The increase in the withdrawal limit allows employees to take out more money in one go. This adjustment comes in response to changing living costs and higher expenses that workers face today. Previously, the limit of ₹50,000 was considered outdated and did not meet the needs of many people. The government has raised the limit to ₹1 lakh to help employees manage their financial needs better.
In addition to raising the withdrawal limit, the government has also made it easier for new employees to access their EPF funds. Now, even if you have not been with your current job for six months, you can still withdraw money from your EPF account. This change is aimed at providing more flexibility to workers who may need to use their savings before reaching the six-month mark.
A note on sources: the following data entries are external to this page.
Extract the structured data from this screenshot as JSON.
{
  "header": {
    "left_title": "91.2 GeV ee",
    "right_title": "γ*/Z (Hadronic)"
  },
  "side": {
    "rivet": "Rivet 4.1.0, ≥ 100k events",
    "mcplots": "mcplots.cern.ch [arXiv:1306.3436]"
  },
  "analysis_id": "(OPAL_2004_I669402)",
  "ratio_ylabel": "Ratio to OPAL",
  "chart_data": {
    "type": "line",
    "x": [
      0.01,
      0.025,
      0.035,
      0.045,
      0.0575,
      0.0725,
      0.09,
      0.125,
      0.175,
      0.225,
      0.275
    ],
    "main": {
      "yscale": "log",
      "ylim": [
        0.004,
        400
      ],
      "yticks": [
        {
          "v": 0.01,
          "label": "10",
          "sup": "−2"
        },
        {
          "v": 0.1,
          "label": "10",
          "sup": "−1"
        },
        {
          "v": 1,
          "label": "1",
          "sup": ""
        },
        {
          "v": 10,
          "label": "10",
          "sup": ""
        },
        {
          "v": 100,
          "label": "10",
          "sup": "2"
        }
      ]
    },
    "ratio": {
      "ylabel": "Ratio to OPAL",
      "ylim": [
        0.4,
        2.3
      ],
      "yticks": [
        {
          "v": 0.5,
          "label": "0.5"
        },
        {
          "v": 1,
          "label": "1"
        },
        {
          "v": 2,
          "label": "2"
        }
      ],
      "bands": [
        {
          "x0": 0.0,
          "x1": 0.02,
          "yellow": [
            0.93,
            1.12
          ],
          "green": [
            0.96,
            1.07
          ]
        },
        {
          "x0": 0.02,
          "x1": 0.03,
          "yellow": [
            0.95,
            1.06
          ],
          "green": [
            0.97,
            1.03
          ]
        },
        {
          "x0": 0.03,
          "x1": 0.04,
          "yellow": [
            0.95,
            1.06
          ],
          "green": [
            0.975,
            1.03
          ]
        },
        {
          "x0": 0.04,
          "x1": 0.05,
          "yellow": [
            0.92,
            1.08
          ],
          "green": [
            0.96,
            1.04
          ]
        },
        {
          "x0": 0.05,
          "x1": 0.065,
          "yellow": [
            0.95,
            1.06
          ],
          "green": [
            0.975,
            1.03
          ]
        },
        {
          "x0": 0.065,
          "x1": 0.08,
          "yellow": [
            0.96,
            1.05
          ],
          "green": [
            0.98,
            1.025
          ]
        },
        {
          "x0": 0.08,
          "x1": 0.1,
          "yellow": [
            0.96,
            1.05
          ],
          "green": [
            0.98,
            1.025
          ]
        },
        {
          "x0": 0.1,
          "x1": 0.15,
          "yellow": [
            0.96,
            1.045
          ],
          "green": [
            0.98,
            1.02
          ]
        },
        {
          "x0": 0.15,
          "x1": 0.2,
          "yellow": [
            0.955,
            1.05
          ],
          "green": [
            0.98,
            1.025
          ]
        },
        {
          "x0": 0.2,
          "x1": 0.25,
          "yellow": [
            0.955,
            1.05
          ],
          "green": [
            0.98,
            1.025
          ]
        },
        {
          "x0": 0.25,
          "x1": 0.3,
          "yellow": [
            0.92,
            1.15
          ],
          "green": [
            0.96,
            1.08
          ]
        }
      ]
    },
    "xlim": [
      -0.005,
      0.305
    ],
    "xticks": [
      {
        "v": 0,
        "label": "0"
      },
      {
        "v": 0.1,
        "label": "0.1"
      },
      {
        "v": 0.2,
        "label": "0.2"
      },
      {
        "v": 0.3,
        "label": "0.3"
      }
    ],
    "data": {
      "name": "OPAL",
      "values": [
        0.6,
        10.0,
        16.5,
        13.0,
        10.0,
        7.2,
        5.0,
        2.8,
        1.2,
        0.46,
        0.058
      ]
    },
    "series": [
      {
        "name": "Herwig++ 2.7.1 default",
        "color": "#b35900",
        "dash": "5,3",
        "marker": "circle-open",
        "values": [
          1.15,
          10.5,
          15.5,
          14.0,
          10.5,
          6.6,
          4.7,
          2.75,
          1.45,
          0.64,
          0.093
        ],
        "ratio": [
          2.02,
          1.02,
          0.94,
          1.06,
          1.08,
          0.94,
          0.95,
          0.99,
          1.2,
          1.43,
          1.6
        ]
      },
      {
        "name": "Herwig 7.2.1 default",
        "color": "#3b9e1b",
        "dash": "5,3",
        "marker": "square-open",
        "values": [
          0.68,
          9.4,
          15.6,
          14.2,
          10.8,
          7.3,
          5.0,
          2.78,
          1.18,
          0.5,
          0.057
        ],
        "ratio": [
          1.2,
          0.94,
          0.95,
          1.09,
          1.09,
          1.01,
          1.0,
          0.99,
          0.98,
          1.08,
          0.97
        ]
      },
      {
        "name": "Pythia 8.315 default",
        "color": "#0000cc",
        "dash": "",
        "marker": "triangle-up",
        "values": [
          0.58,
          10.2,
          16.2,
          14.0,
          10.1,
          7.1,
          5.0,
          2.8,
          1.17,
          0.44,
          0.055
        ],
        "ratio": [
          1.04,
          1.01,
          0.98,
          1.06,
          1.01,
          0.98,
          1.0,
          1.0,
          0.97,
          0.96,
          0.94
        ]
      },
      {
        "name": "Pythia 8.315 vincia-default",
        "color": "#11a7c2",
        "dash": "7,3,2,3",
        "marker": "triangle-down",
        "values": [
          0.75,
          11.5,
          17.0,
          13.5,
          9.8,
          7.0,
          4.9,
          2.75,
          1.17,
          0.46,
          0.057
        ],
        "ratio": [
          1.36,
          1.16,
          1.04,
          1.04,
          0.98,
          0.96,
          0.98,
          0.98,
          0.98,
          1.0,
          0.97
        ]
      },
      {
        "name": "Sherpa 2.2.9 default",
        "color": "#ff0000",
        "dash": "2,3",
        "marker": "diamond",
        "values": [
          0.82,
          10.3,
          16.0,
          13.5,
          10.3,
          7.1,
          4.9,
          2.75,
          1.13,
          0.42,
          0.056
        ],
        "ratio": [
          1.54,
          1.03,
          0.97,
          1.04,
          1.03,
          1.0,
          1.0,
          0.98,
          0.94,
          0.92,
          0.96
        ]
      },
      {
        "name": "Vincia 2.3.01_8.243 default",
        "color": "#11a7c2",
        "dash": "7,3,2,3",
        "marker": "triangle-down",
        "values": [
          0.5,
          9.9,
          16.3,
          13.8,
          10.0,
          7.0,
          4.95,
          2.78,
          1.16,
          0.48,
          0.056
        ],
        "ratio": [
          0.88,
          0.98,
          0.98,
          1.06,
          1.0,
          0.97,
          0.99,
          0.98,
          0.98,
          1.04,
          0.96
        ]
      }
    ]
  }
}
Another major update is that organizations that previously operated their own retirement funds can now switch to the EPF system. This applies to businesses that were exempt from the EPF because they had their own retirement schemes set up before the EPF was established in 1954. There are currently 17 such companies with around 100,000 employees and a total corpus of ₹1000 crore. If these companies choose to move their retirement funds to the EPF, they will benefit from the EPF’s stable and better returns.
The government is also working on plans to raise the income threshold for mandatory EPF contributions. Currently, employees earning more than ₹15,000 per month are not required to contribute to the EPF. By raising this limit, more workers will be included in the EPF system and will benefit from additional retirement savings.
Similarly, the threshold for Employees’ State Insurance (ESI), which is currently ₹21,000, will also be increased. This means more employees will have the option to choose how much of their income they want to allocate for retirement benefits and pension.
The new rules and changes are designed to provide more financial support and flexibility to employees. With the increased withdrawal limit, workers can more easily access their savings during emergencies or significant life events. The updates also help more employees save for their retirement by raising the income threshold for EPF contributions.
For companies switching to the EPF system, it means better returns on retirement savings for their employees. Overall, these changes aim to make the EPF system more responsive to the needs of today’s workforce and provide better financial security for employees throughout their careers.
The updated rules reflect the government’s efforts to improve the financial well-being of employees and adapt to changing economic conditions.